Anshun Seafood Soup has carried the name “Zion Road Blk 91” on its signboard for more than two decades, even though the stall has not served from that address in years. It began there in 2002, moved to Toa Payoh Blk 206 for about a decade, and has since settled into a coffee shop in Hougang.
What has not changed is the approach behind the broth. The soup is made purely from fresh batang fish bones and blue ginger, with no pork bones, dried sole, soy beans, MSG, or stock powder added, and only a dash of fish sauce for seasoning at the end. It is one of the more unembellished versions of Teochew-style fish soup found in Singapore’s hawker scene, and that simplicity is what draws the queues.
A Family Recipe Three Locations in the Making

Photo Credits: Google Review / CC Tan
The stall is run by a couple in their sixties who started selling fish soup at Zion Road Blk 91 back in 2002. The name Anshun comes from Anson, a town in Perak, Malaysia, where the wife’s family hails from. After nine years on Zion Road, the stall moved to Toa Payoh Blk 206 for roughly a decade before relocating to its current home in Hougang around three years ago. Despite the changes in address, the stall has kept its original signboard and name throughout, which is why it remains widely known by its Zion Road origins even today.
Signature Food Items
Sliced Fish Soup

Photo Credits: Google Review / CC Tan
The sliced fish soup is built around fresh batang sourced from Surabaya, cut into thick, tender pieces that are served unmarinated and without the cornstarch velveting technique many other stalls use to add bounce. The fish is left to speak for itself, set in a clear broth that gets its body from hours of simmering fish bones rather than any added seasoning. Diners can request the broth with or without evaporated milk, with the milk version turning the soup creamier and rounding out its flavour.
Fried Fish Soup

Photo Credits: Google Review / CP
Where most fish soup stalls reach for budget-friendly frozen dory or patin for their fried fish, Anshun uses fresh threadfin, a notably more expensive choice. The fish is battered and fried to order, then served in a separate bowl from the broth so that the coating stays crisp rather than softening in the soup. The batter holds a light crunch on the outside while the threadfin inside remains moist, and the fried fish is commonly eaten with a dip of sweet Thai chilli on the side for extra flavour.
Fried Fish Bee Hoon

This version pairs the same fried threadfin with thick beehoon noodles submerged in the broth, milk option included. The noodles soak up the broth’s flavour as they sit, turning silky while carrying the soup’s savoury fish notes through every strand. The fried fish, kept separate until served, is dunked piece by piece, allowing diners to control how much of its crispness is preserved.
Sliced Fish Bee Hoon

Photo Credits: Google Review / jjthia
For those who prefer their fish unfried, this dish swaps in the same fresh batang slices over a bed of beehoon. The broth here is usually taken without milk, allowing the natural sweetness from the fish bones and the bay leaf aroma noted by some diners to come through more clearly against the noodles.
Seafood Soup

Photo Credits: Google Review / MC SM
Beyond the standard fish soup line-up, the stall also offers a seafood soup that includes clams, prawns and fish maw alongside the sliced fish, giving the bowl more variety in both texture and ingredients while keeping the same clean, fish-bone broth as its base.

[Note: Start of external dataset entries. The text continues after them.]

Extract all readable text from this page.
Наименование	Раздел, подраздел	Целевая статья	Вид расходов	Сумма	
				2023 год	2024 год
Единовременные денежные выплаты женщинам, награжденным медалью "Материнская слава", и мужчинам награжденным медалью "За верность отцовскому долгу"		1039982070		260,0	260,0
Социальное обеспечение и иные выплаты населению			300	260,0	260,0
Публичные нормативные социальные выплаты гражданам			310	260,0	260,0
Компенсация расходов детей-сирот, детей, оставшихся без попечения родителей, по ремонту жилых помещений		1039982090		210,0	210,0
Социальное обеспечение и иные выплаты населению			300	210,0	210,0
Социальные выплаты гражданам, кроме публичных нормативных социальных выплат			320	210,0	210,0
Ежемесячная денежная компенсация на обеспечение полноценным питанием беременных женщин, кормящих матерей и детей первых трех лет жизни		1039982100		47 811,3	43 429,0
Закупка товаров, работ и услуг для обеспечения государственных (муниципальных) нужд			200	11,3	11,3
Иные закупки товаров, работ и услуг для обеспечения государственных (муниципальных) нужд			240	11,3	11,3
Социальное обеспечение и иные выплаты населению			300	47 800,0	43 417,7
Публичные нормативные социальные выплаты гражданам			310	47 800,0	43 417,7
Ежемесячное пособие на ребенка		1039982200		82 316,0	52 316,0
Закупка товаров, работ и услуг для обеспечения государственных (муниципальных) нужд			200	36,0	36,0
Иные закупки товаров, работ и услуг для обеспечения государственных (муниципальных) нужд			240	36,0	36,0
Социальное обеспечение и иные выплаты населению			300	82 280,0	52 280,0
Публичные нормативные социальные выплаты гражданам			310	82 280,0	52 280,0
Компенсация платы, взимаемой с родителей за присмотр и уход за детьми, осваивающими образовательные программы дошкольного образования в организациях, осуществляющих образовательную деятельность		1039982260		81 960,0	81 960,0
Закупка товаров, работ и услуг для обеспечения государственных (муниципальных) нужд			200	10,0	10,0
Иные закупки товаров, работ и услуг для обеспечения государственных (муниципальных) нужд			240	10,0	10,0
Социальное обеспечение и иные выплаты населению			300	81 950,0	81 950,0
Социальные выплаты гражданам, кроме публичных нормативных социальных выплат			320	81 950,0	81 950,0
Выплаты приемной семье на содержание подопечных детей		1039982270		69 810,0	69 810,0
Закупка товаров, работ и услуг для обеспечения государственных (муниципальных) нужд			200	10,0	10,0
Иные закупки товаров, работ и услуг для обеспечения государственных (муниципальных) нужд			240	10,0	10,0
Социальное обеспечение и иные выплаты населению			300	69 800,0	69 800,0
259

Photo Credits: Google Review / E T
A more specialised order on the menu is the Omega (Fish Stomach), the Omega features fish stomach as the centrepiece of the bowl. It is less commonly ordered than the sliced or fried fish options but has built a following among diners who specifically seek out fish maw and stomach textures in their soup.
The Verdict

Photo Credits: Google Review / Maggie Chia
Anshun’s fish soup is a reminder that a dish does not need a long ingredient list to stand out. Between the quality of its batang, the use of threadfin for frying, and a broth built on patience rather than shortcuts, the stall offers a version of Teochew fish soup with very little standing between the diner and the fish itself.
Essential Details
Address: 174C Hougang Ave 1, Singapore 533174
Opening Hours: Monday to Saturday, 11:00am to 7:00pm. Closed on Sundays.